Venture capital is a means of financing fast-growing private companies. Finance may be required for the start-up, development/expansion or purchase of a company via a mechanism such as in a management buyout.

Growing businesses always require capital. There are a number of alternative methods to fund growth. These include the owner's own capital, arranging debt finance, or as in the case of venture capital, seeking an equity partner.

With venture capital, the venture capitalist acquires an agreed proportion of the equity of the company in return for the requisite funding. It is patient capital that seeks a return through long term capital gain rather than immediate and regular interest payments.

Venture capital investors are exposed therefore to the risk of the company failing. As a result the venture capitalist must look to invest in companies that have the ability to grow very successfully and give higher than average returns to compensate for the risk.

When venture capitalists invest in a business they become part owners and typically require a seat on the company's board of directors. They tend to take a minority share in the company and usually do not take day-to-day control.

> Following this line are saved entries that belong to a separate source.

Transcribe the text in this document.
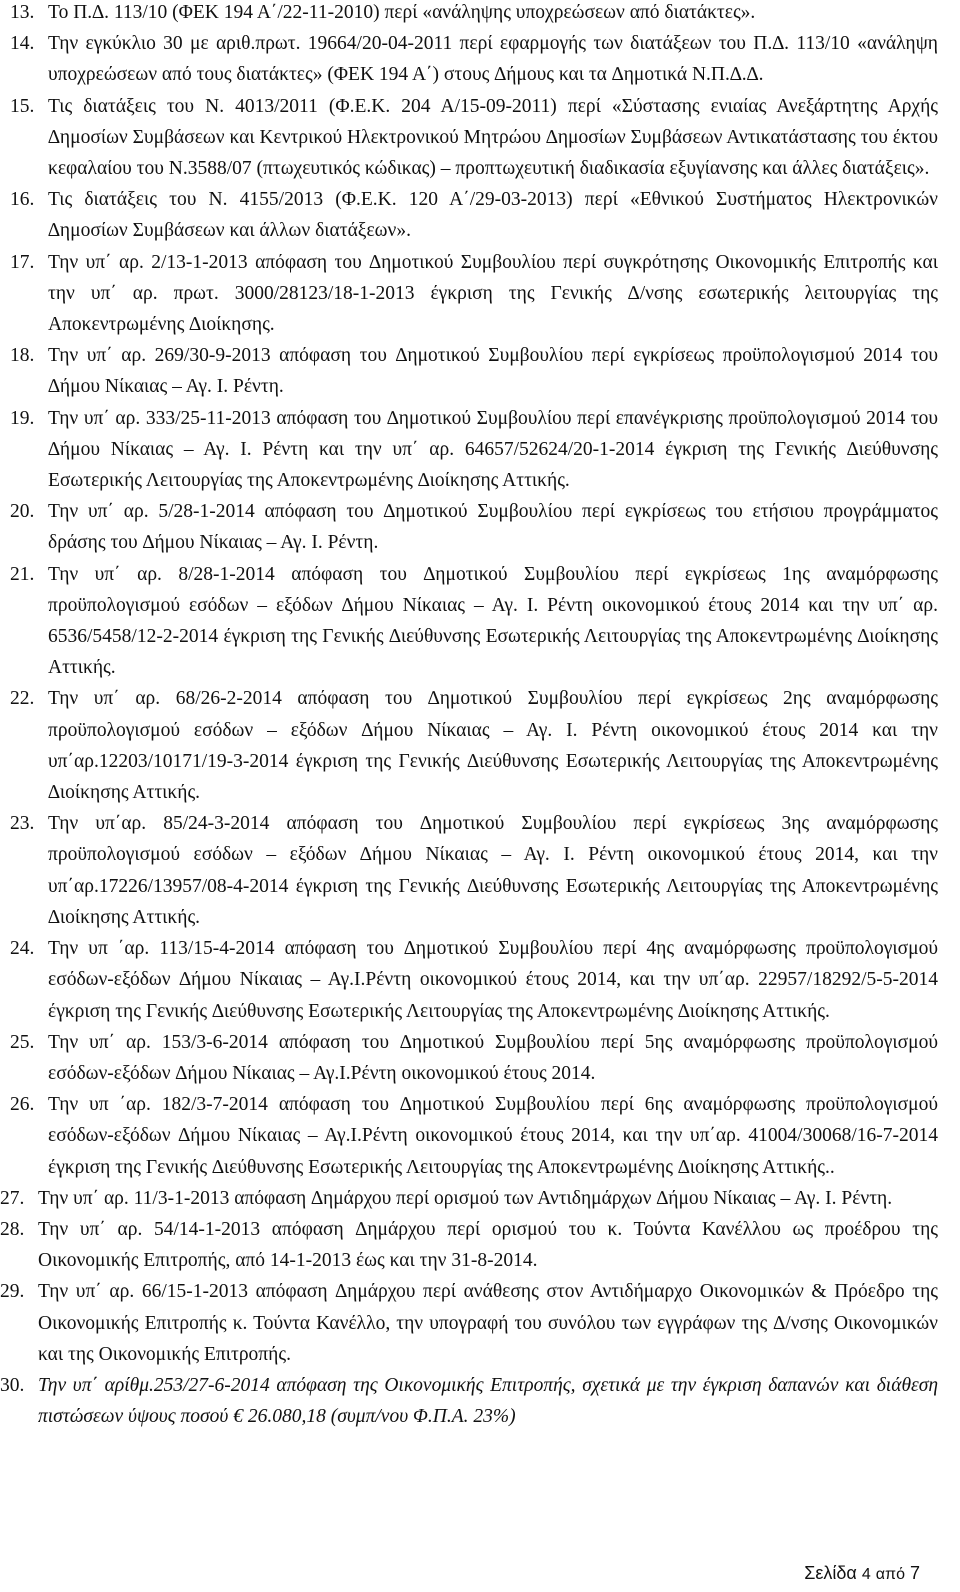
13. Το Π.∆. 113/10 (ΦΕΚ 194 Α΄/22-11-2010) περί «ανάληψης υποχρεώσεων από διατάκτες».
14. Την εγκύκλιο 30 με αριθ.πρωτ. 19664/20-04-2011 περί εφαρμογής των διατάξεων του Π.∆. 113/10 «ανάληψη υποχρεώσεων από τους διατάκτες» (ΦΕΚ 194 Α΄) στους ∆ήμους και τα ∆ημοτικά Ν.Π.∆.∆.
15. Τις διατάξεις του Ν. 4013/2011 (Φ.Ε.Κ. 204 Α/15-09-2011) περί «Σύστασης ενιαίας Ανεξάρτητης Αρχής ∆ημοσίων Συμβάσεων και Κεντρικού Ηλεκτρονικού Μητρώου ∆ημοσίων Συμβάσεων Αντικατάστασης του έκτου κεφαλαίου του Ν.3588/07 (πτωχευτικός κώδικας) – προπτωχευτική διαδικασία εξυγίανσης και άλλες διατάξεις».
16. Τις διατάξεις του Ν. 4155/2013 (Φ.Ε.Κ. 120 Α΄/29-03-2013) περί «Εθνικού Συστήματος Ηλεκτρονικών ∆ημοσίων Συμβάσεων και άλλων διατάξεων».
17. Την υπ΄ αρ. 2/13-1-2013 απόφαση του ∆ημοτικού Συμβουλίου περί συγκρότησης Οικονομικής Επιτροπής και την υπ΄ αρ. πρωτ. 3000/28123/18-1-2013 έγκριση της Γενικής ∆/νσης εσωτερικής λειτουργίας της Αποκεντρωμένης ∆ιοίκησης.
18. Την υπ΄ αρ. 269/30-9-2013 απόφαση του ∆ημοτικού Συμβουλίου περί εγκρίσεως προϋπολογισμού 2014 του ∆ήμου Νίκαιας – Αγ. Ι. Ρέντη.
19. Την υπ΄ αρ. 333/25-11-2013 απόφαση του ∆ημοτικού Συμβουλίου περί επανέγκρισης προϋπολογισμού 2014 του ∆ήμου Νίκαιας – Αγ. Ι. Ρέντη και την υπ΄ αρ. 64657/52624/20-1-2014 έγκριση της Γενικής ∆ιεύθυνσης Εσωτερικής Λειτουργίας της Αποκεντρωμένης ∆ιοίκησης Αττικής.
20. Την υπ΄ αρ. 5/28-1-2014 απόφαση του ∆ημοτικού Συμβουλίου περί εγκρίσεως του ετήσιου προγράμματος δράσης του ∆ήμου Νίκαιας – Αγ. Ι. Ρέντη.
21. Την υπ΄ αρ. 8/28-1-2014 απόφαση του ∆ημοτικού Συμβουλίου περί εγκρίσεως 1ης αναμόρφωσης προϋπολογισμού εσόδων – εξόδων ∆ήμου Νίκαιας – Αγ. Ι. Ρέντη οικονομικού έτους 2014 και την υπ΄ αρ. 6536/5458/12-2-2014 έγκριση της Γενικής ∆ιεύθυνσης Εσωτερικής Λειτουργίας της Αποκεντρωμένης ∆ιοίκησης Αττικής.
22. Την υπ΄ αρ. 68/26-2-2014 απόφαση του ∆ημοτικού Συμβουλίου περί εγκρίσεως 2ης αναμόρφωσης προϋπολογισμού εσόδων – εξόδων ∆ήμου Νίκαιας – Αγ. Ι. Ρέντη οικονομικού έτους 2014 και την υπ΄αρ.12203/10171/19-3-2014 έγκριση της Γενικής ∆ιεύθυνσης Εσωτερικής Λειτουργίας της Αποκεντρωμένης ∆ιοίκησης Αττικής.
23. Την υπ΄αρ. 85/24-3-2014 απόφαση του ∆ημοτικού Συμβουλίου περί εγκρίσεως 3ης αναμόρφωσης προϋπολογισμού εσόδων – εξόδων ∆ήμου Νίκαιας – Αγ. Ι. Ρέντη οικονομικού έτους 2014, και την υπ΄αρ.17226/13957/08-4-2014 έγκριση της Γενικής ∆ιεύθυνσης Εσωτερικής Λειτουργίας της Αποκεντρωμένης ∆ιοίκησης Αττικής.
24. Την υπ ΄αρ. 113/15-4-2014 απόφαση του ∆ημοτικού Συμβουλίου περί 4ης αναμόρφωσης προϋπολογισμού εσόδων-εξόδων ∆ήμου Νίκαιας – Αγ.Ι.Ρέντη οικονομικού έτους 2014, και την υπ΄αρ. 22957/18292/5-5-2014 έγκριση της Γενικής ∆ιεύθυνσης Εσωτερικής Λειτουργίας της Αποκεντρωμένης ∆ιοίκησης Αττικής.
25. Την υπ΄ αρ. 153/3-6-2014 απόφαση του ∆ημοτικού Συμβουλίου περί 5ης αναμόρφωσης προϋπολογισμού εσόδων-εξόδων ∆ήμου Νίκαιας – Αγ.Ι.Ρέντη οικονομικού έτους 2014.
26. Την υπ ΄αρ. 182/3-7-2014 απόφαση του ∆ημοτικού Συμβουλίου περί 6ης αναμόρφωσης προϋπολογισμού εσόδων-εξόδων ∆ήμου Νίκαιας – Αγ.Ι.Ρέντη οικονομικού έτους 2014, και την υπ΄αρ. 41004/30068/16-7-2014 έγκριση της Γενικής ∆ιεύθυνσης Εσωτερικής Λειτουργίας της Αποκεντρωμένης ∆ιοίκησης Αττικής..
27. Την υπ΄ αρ. 11/3-1-2013 απόφαση ∆ημάρχου περί ορισμού των Αντιδημάρχων ∆ήμου Νίκαιας – Αγ. Ι. Ρέντη.
28. Την υπ΄ αρ. 54/14-1-2013 απόφαση ∆ημάρχου περί ορισμού του κ. Τούντα Κανέλλου ως προέδρου της Οικονομικής Επιτροπής, από 14-1-2013 έως και την 31-8-2014.
29. Την υπ΄ αρ. 66/15-1-2013 απόφαση ∆ημάρχου περί ανάθεσης στον Αντιδήμαρχο Οικονομικών & Πρόεδρο της Οικονομικής Επιτροπής κ. Τούντα Κανέλλο, την υπογραφή του συνόλου των εγγράφων της ∆/νσης Οικονομικών και της Οικονομικής Επιτροπής.
30. Την υπ΄ αρίθμ.253/27-6-2014 απόφαση της Οικονομικής Επιτροπής, σχετικά με την έγκριση δαπανών και διάθεση πιστώσεων ύψους ποσού € 26.080,18 (συμπ/νου Φ.Π.Α. 23%)
Σελίδα 4 από 7
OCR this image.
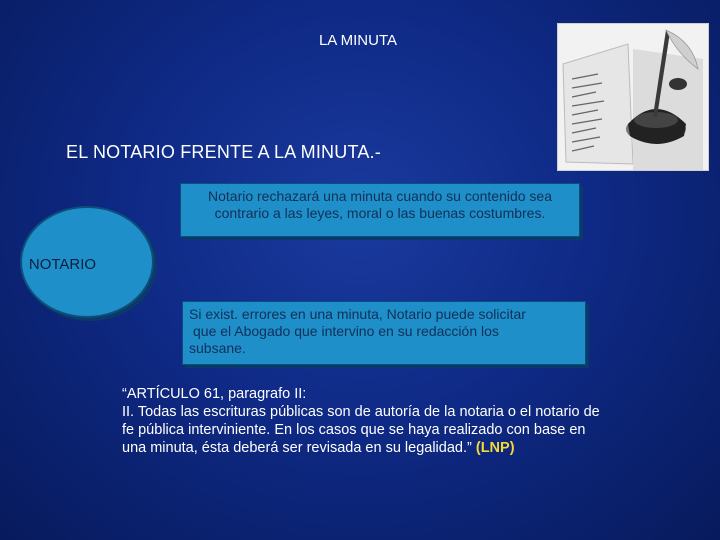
LA MINUTA
EL NOTARIO FRENTE A LA MINUTA.-
Notario rechazará una minuta cuando su contenido sea
contrario a las leyes, moral o las buenas costumbres.
NOTARIO
Si exist. errores en una minuta, Notario puede solicitar
que el Abogado que intervino en su redacción los
subsane.
“ARTÍCULO 61, paragrafo II:
II. Todas las escrituras públicas son de autoría de la notaria o el notario de
fe pública interviniente. En los casos que se haya realizado con base en
una minuta, ésta deberá ser revisada en su legalidad.” (LNP)
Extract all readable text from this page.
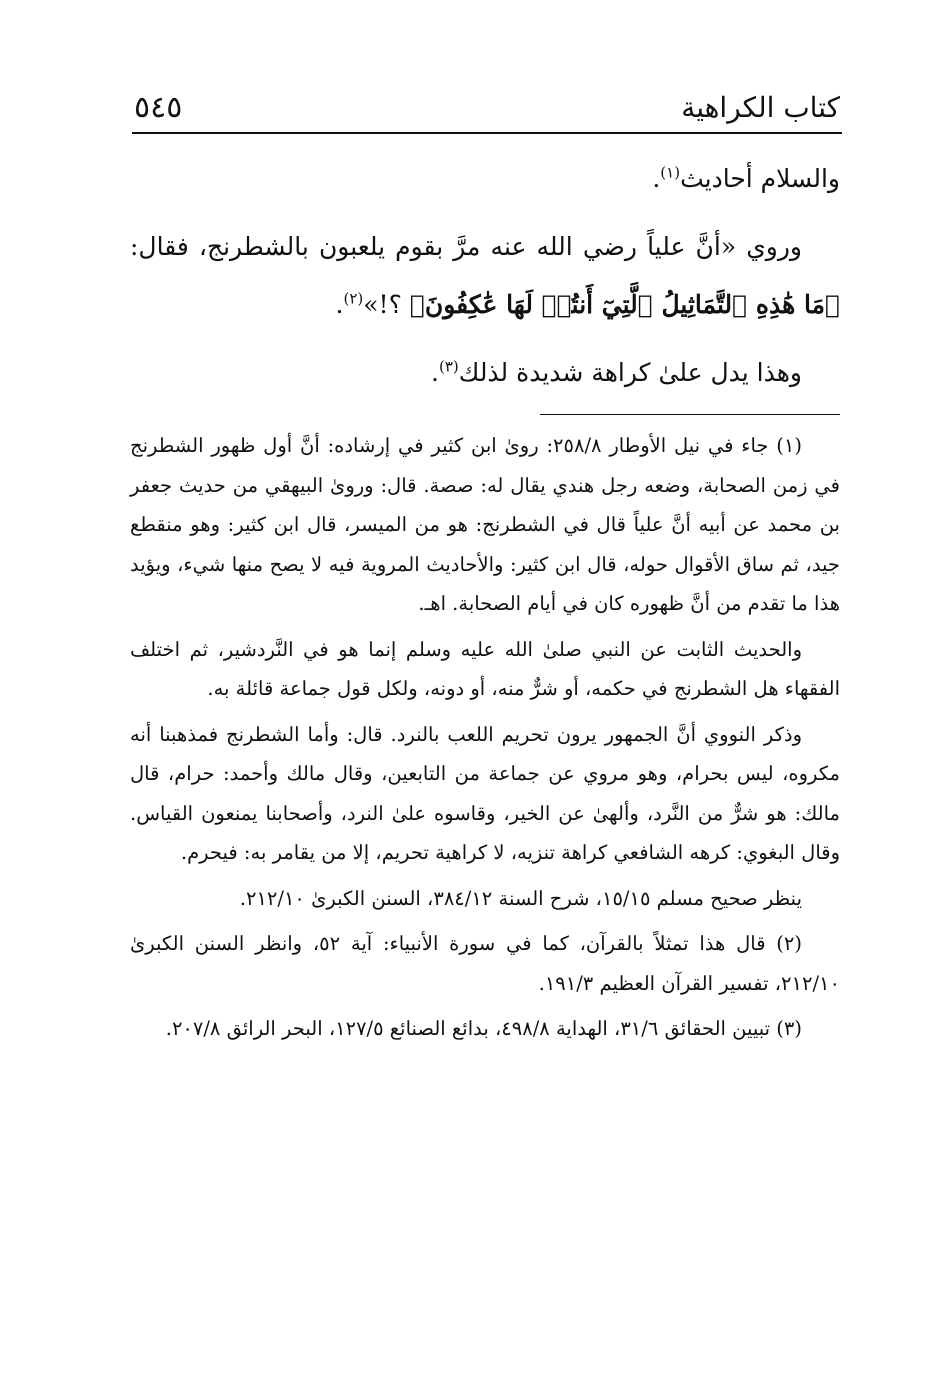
٥٤٥	كتاب الكراهية

والسلام أحاديث$^{(١)}$.

وروي «أنَّ علياً رضي الله عنه مرَّ بقوم يلعبون بالشطرنج، فقال: ﴿مَا هَٰذِهِ ٱلتَّمَاثِيلُ ٱلَّتِيٓ أَنتُمۡ لَهَا عَٰكِفُونَ﴾ ؟!»$^{(٢)}$.

وهذا يدل علىٰ كراهة شديدة لذلك$^{(٣)}$.

(١) جاء في نيل الأوطار ٢٥٨/٨: روىٰ ابن كثير في إرشاده: أنَّ أول ظهور الشطرنج في زمن الصحابة، وضعه رجل هندي يقال له: صصة. قال: وروىٰ البيهقي من حديث جعفر بن محمد عن أبيه أنَّ علياً قال في الشطرنج: هو من الميسر، قال ابن كثير: وهو منقطع جيد، ثم ساق الأقوال حوله، قال ابن كثير: والأحاديث المروية فيه لا يصح منها شيء، ويؤيد هذا ما تقدم من أنَّ ظهوره كان في أيام الصحابة. اهـ.

والحديث الثابت عن النبي صلىٰ الله عليه وسلم إنما هو في النَّردشير، ثم اختلف الفقهاء هل الشطرنج في حكمه، أو شرٌّ منه، أو دونه، ولكل قول جماعة قائلة به.

وذكر النووي أنَّ الجمهور يرون تحريم اللعب بالنرد. قال: وأما الشطرنج فمذهبنا أنه مكروه، ليس بحرام، وهو مروي عن جماعة من التابعين، وقال مالك وأحمد: حرام، قال مالك: هو شرٌّ من النَّرد، وألهىٰ عن الخير، وقاسوه علىٰ النرد، وأصحابنا يمنعون القياس. وقال البغوي: كرهه الشافعي كراهة تنزيه، لا كراهية تحريم، إلا من يقامر به: فيحرم.

ينظر صحيح مسلم ١٥/١٥، شرح السنة ٣٨٤/١٢، السنن الكبرىٰ ٢١٢/١٠.

(٢) قال هذا تمثلاً بالقرآن، كما في سورة الأنبياء: آية ٥٢، وانظر السنن الكبرىٰ ٢١٢/١٠، تفسير القرآن العظيم ١٩١/٣.

(٣) تبيين الحقائق ٣١/٦، الهداية ٤٩٨/٨، بدائع الصنائع ١٢٧/٥، البحر الرائق ٢٠٧/٨.
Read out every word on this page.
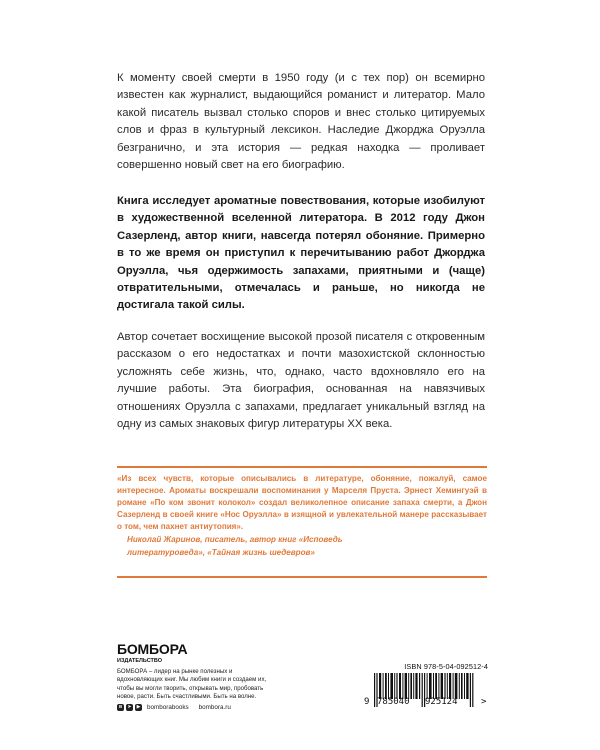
К моменту своей смерти в 1950 году (и с тех пор) он всемирно известен как журналист, выдающийся романист и литератор. Мало какой писатель вызвал столько споров и внес столько цитируемых слов и фраз в культурный лексикон. Наследие Джорджа Оруэлла безгранично, и эта история — редкая находка — проливает совершенно новый свет на его биографию.

Книга исследует ароматные повествования, которые изобилуют в художественной вселенной литератора. В 2012 году Джон Сазерленд, автор книги, навсегда потерял обоняние. Примерно в то же время он приступил к перечитыванию работ Джорджа Оруэлла, чья одержимость запахами, приятными и (чаще) отвратительными, отмечалась и раньше, но никогда не достигала такой силы.

Автор сочетает восхищение высокой прозой писателя с откровенным рассказом о его недостатках и почти мазохистской склонностью усложнять себе жизнь, что, однако, часто вдохновляло его на лучшие работы. Эта биография, основанная на навязчивых отношениях Оруэлла с запахами, предлагает уникальный взгляд на одну из самых знаковых фигур литературы XX века.

«Из всех чувств, которые описывались в литературе, обоняние, пожалуй, самое интересное. Ароматы воскрешали воспоминания у Марселя Пруста. Эрнест Хемингуэй в романе «По ком звонит колокол» создал великолепное описание запаха смерти, а Джон Сазерленд в своей книге «Нос Оруэлла» в изящной и увлекательной манере рассказывает о том, чем пахнет антиутопия».

Николай Жаринов, писатель, автор книг «Исповедь
литературоведа», «Тайная жизнь шедевров»
БОМБОРА
ИЗДАТЕЛЬСТВО

БОМБОРА – лидер на рынке полезных и вдохновляющих книг. Мы любим книги и создаем их, чтобы вы могли творить, открывать мир, пробовать новое, расти. Быть счастливыми. Быть на волне.

в	➤ ▶ bomborabooks bombora.ru
ISBN 978-5-04-092512-4
9 785040 925124	>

The role of the venture capitalists is therefore to:

Finance new and rapidly growing companies;

Purchase equity securities;

Assist in the development of new products or services;

Add value to the company through active participation;

Take higher risks with the expectation of higher rewards;
Have a long-term orientation

When considering an investment, venture capitalists carefully screen the technical and business merits of the proposed company. Venture capitalists only invest in a small percentage of the businesses they review. Going forward, they actively work with the company's management by contributing their experience and business savvy gained from helping other companies with similar growth challenges.

Venture capitalists mitigate the risk of venture investing by developing a portfolio of young companies in a single venture fund. Many times they will co-invest with other professional venture capital firms. In addition, many venture partnerships will manage multiple funds simultaneously.

For decades, venture capital has been a critical factor in the development of America's high technology and entrepreneurial communities resulting in significant job creation, economic growth and international competitiveness. Companies such as Digital Equipment Corporation, Apple, Federal Express, Compaq, Sun Microsystems, Intel, Microsoft and Genentech are famous examples of companies that received venture capital early in their development.

In Australia, venture capital is a much younger and smaller industry. In fact it is only in the past several years that Australian fund managers have been able to establish a track record of financing Australian companies to become global players and of achieving superior returns for investors in venture capital funds.